To elucidate the molecular and neuronal basis mediating DBP-induced neurobehavioral alterations, we mapped the temporal expression of GABAergic markers (GABAA receptor and glutamic acid decarboxylase (GAD67)). Since the GABAergic system plays a crucial role early in development by establishing neuronal formation and networks; we investigated the expression of two essential co-transporters that aid the system in orchestrating these events - The sodium potassium chloride co-transporter (NKCC1) and potassium chloride co-transporter (KCC2). These pumps are responsible for establishing the chloride electrochemical gradient switch early in development. The early gradient generates the excitatory actions of GABA and results in the driving force behind the formation of these neuronal networks. Finally, we analyzed key proteins in the steroidogenic pathway (steroidogenic acute regulatory protein (StAR) and the mitochondrial enzyme P450 side chain cleavage (P450scc) in the brain. These proteins are rate limiting and essential in the synthesis of neurosteroids like progesterone and estradiol. These critical neurosteroids are essential in the regulation of dendritic growth, spine generation and synaptogenesis.

Our results showed that gestational exposure of DBP significantly increased mRNA levels of StAR and P450scc. Additionally, mRNA levels for the β3 subunit of the GABAA receptor were significantly upregulated in early development (PND 1 and 7). Although embryogenesis marks the time of increased growth, development and increased peak production of neurosteroids, these findings are consistent with studies showing that insult to the brain also elevates mRNA levels of StAR and the activity of P450scc as a neuroprotective mechanism. Later in development at PND 60, the levels of mRNA were significantly decreased.
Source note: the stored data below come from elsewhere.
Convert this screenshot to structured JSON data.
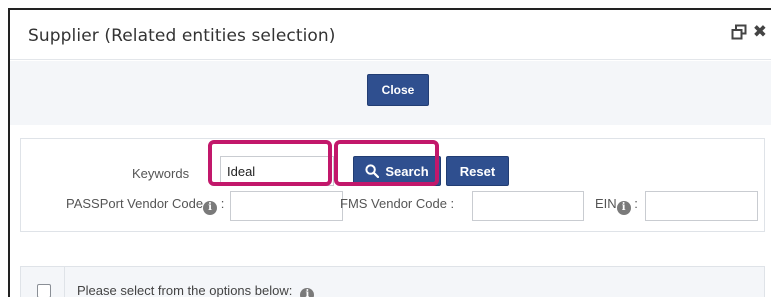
{
  "dialog": {
    "title": "Supplier (Related entities selection)",
    "restore_icon": "restore-window-icon",
    "close_icon": "close-x-icon",
    "close_glyph": "✖"
  },
  "top_bar": {
    "close_label": "Close"
  },
  "search": {
    "keywords_label": "Keywords",
    "keywords_value": "Ideal",
    "search_label": "Search",
    "reset_label": "Reset",
    "passport_label": "PASSPort Vendor Code",
    "fms_label": "FMS Vendor Code :",
    "ein_label": "EIN",
    "label_colon": ":",
    "info_glyph": "i"
  },
  "options": {
    "prompt": "Please select from the options below:"
  },
  "colors": {
    "primary_button": "#2f4f8f",
    "highlight": "#c2186b",
    "panel_bg": "#f4f6f9"
  }
}
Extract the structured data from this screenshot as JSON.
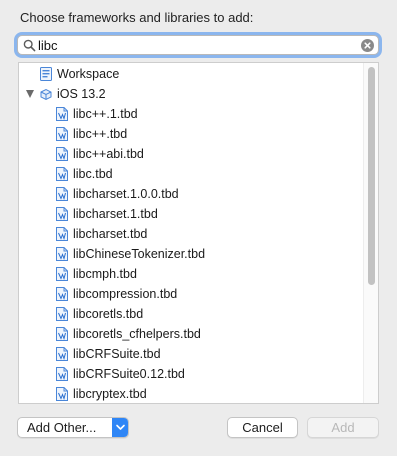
{
  "dialog": {
    "prompt": "Choose frameworks and libraries to add:"
  },
  "search": {
    "value": "libc",
    "icon": "magnifying-glass-icon",
    "clear_icon": "clear-circle-icon"
  },
  "tree": {
    "workspace_label": "Workspace",
    "sdk_label": "iOS 13.2",
    "sdk_expanded": true,
    "items": [
      {
        "label": "libc++.1.tbd"
      },
      {
        "label": "libc++.tbd"
      },
      {
        "label": "libc++abi.tbd"
      },
      {
        "label": "libc.tbd"
      },
      {
        "label": "libcharset.1.0.0.tbd"
      },
      {
        "label": "libcharset.1.tbd"
      },
      {
        "label": "libcharset.tbd"
      },
      {
        "label": "libChineseTokenizer.tbd"
      },
      {
        "label": "libcmph.tbd"
      },
      {
        "label": "libcompression.tbd"
      },
      {
        "label": "libcoretls.tbd"
      },
      {
        "label": "libcoretls_cfhelpers.tbd"
      },
      {
        "label": "libCRFSuite.tbd"
      },
      {
        "label": "libCRFSuite0.12.tbd"
      },
      {
        "label": "libcryptex.tbd"
      }
    ]
  },
  "buttons": {
    "add_other": "Add Other...",
    "cancel": "Cancel",
    "add": "Add"
  },
  "colors": {
    "accent": "#2f86f6",
    "focus_ring": "#8bb6ee"
  }
}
Consistent with this reduction in gene expression of StAR and P450scc, GAD67 and the GABAA receptor protein expression were also reduced.

Since the GABAergic system is the major inhibitory system in the CNS and steroid hormones regulate GABAA receptors, we tested the threshold for seizure induction as an index for the potency of the GABAergic system. We found that the offspring of DBP-injected mice had a significant decrease in the threshold of limbic seizures as measured by reduced latency, increased duration and mortality rate in response to kainic acid injection (15 mg/kg BW). Additionally, in vivo electrophysiological recordings from the cortex showed that in utero DBP-injected mice experienced higher frequency discharge and lower threshold of seizure activity when injected with low doses of kainic acid (5mg/kg BW) compared to controls. Furthermore, the fmr1 ko, with intrinsic seizure susceptibility, showed a further reduction in seizure threshold and increased excitability when exposed to DBP in utero.
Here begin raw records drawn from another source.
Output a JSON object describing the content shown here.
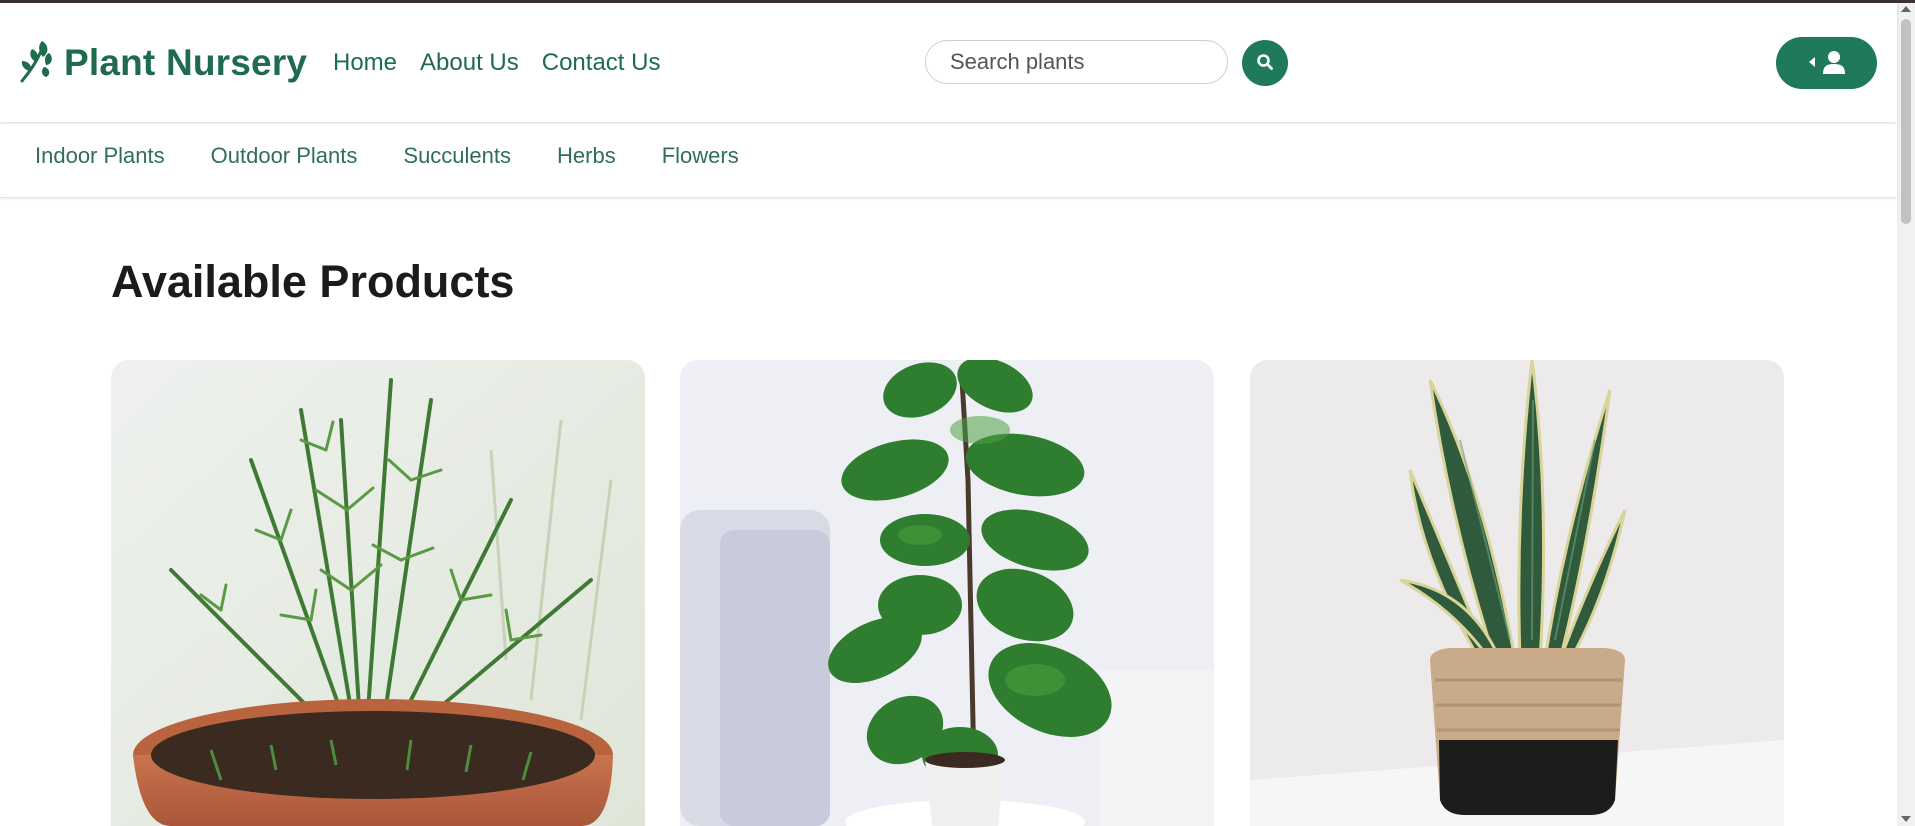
{
  "header": {
    "brand": "Plant Nursery",
    "nav": [
      "Home",
      "About Us",
      "Contact Us"
    ],
    "search": {
      "placeholder": "Search plants",
      "value": ""
    },
    "accent_color": "#1f7a5a"
  },
  "categories": [
    "Indoor Plants",
    "Outdoor Plants",
    "Succulents",
    "Herbs",
    "Flowers"
  ],
  "main": {
    "title": "Available Products",
    "products": [
      {
        "image": "rosemary-in-terracotta-pot"
      },
      {
        "image": "fiddle-leaf-fig-in-white-pot"
      },
      {
        "image": "snake-plant-in-woven-basket"
      }
    ]
  },
  "icons": {
    "logo": "leaf-icon",
    "search": "search-icon",
    "user": "user-icon",
    "caret": "caret-left-icon"
  }
}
Our findings indicated that gestational exposure of DBP induced neurotoxicity in the brain by disrupting the expression of key proteins in the steroidogenic pathway. Furthermore, disruption of this pathway early in development may have caused a delay in the developmental maturation of the GABAergic system. These results may provide supporting evidence in the understanding of the neurotoxicity of DBP in the developing and mature brain.